Я не спрашиваю, когда кормили и сколько раз. Я вообще стараюсь ни о чем не спрашивать, хотя хочется спросить: а как он вел себя. Но если хочешь узнать больше, ничего не спрашивай, а слушай. Зачем спрашивать? Человек все равно скажет так, как скажет, и ты никогда не узнаешь: правду ли он сказал. Пусть говорит, ты слушай и узнаешь или догадаешься, а если не догадаешься, то все равно больше знать будешь, нежели если спрашивать начнешь.
- Выстроились, проверка, кого-то не хватает. В сарае выстрелы. Это расстреливают тех, кто уже не смог отойти ото сна и подняться. Они, конечно, уже не смогли бы идти целый день, но никто из стоящих не знает, почему они не встали: понимая это или просто не было сил. После первой ночи - выстрелов много, после второй вроде поменьше. Или это показалось. Нет – нет, все меньше выстрелов по утрам. Происходит естественный отбор. Слабаки явно не нужны. И снова дорога. Проходим через деревни; бабы, российские бабы, как будто ждут нас. Кто- то кинет кусок хлеба, кто-то морковь, кто-то вареную картошку. Но ее еще нужно поймать, даже если она была предназначена тебе. Кто-то поймал два гостинца, кто-то ни одного. Кто-то делится своей добычей, а кто-то нет. Шагал недалеко от меня один такой: все перехватывает, все ловит. Прыгучий черт. Не первые сутки в пути, а он как будто на тренировке. Увидел конвоир, подходит ближе и ему: “Komm zu mir”. А он: ”Не надо, не надо”. А конвоир: “Komm zu mir!” и уже автомат в спину, секунда и он на коленях. Выстрел, и ужасно высокий прыжок, видно, человек силищи необыкновенной. И вот уже с него стаскивают гимнастерку и брюки: не просто одежду, а одежду с едой в карманах.
- А его-то почему? - спрашиваю я с удивлением.
- Как почему? – недоумевает Иван Иванович, у них норма, необходимо довести из каждой тысячи пленных половину, а с таким этого не сделать. О нём вряд ли кто тогда пожалел.
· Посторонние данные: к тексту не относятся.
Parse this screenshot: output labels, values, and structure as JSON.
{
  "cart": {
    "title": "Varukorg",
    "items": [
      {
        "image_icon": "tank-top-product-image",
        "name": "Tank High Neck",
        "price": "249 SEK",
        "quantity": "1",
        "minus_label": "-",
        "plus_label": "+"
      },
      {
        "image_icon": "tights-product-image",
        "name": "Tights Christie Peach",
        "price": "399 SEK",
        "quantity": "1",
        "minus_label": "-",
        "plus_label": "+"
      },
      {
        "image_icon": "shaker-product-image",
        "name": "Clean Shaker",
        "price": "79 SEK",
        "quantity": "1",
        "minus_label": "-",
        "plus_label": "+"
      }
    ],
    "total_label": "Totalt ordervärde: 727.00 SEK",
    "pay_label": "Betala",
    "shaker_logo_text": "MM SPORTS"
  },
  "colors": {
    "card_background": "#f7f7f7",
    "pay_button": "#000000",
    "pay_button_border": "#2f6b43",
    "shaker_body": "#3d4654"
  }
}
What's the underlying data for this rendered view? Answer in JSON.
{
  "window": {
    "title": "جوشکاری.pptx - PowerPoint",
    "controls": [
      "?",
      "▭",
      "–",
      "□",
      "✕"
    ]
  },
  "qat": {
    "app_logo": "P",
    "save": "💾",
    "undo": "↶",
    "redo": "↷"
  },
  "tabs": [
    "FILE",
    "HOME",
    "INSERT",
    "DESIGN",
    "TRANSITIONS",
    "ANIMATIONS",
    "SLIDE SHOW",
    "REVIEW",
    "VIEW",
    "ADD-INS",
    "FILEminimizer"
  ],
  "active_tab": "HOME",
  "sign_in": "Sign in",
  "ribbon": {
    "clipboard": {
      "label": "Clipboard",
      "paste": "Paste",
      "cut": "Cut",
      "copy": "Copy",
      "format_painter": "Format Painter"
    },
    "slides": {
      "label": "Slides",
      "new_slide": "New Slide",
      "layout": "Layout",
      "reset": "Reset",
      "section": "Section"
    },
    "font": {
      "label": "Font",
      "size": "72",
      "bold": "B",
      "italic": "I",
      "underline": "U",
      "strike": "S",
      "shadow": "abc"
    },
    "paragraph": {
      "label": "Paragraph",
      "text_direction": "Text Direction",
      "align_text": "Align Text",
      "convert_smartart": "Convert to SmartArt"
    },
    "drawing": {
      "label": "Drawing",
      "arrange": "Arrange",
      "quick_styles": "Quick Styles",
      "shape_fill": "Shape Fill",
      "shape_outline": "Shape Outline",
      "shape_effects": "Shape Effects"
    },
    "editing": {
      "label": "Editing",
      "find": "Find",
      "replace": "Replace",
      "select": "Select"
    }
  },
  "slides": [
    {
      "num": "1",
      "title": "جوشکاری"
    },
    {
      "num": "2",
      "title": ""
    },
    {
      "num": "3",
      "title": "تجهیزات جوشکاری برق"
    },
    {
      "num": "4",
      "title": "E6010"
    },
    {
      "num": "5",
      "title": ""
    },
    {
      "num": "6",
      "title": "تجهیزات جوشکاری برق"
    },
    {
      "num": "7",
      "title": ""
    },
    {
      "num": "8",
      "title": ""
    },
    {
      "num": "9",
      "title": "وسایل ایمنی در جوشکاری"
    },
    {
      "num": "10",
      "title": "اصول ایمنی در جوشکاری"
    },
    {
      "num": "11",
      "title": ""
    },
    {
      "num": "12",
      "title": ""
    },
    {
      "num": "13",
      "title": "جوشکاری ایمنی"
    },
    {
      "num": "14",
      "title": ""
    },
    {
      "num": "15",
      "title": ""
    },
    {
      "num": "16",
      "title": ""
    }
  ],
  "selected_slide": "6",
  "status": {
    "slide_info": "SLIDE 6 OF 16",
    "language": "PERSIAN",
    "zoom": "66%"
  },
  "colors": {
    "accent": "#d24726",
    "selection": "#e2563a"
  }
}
Я так и не узнал, сколько дней шли они в колоннах, но думаю, что пленение было где-то недалеко от границы. Видно, в первые месяцы войны. «Да - думаю я, - хорошо была подготовлена машина порабощения». Я вспоминаю, как мой дядька, родной брат моей матери рассказывал о том, как он был в оккупации, как в Харькове встречали немецких захватчиков. «Я такого первомая никогда в жизни не видел, - говорил дядя Ваня, - правда на следующий день около церкви на Москалевке двоих повесили с табличками на груди: «Вор», и это многим сразу не понравилось». От этих воспоминаний меня вдруг охватывает просто ужас.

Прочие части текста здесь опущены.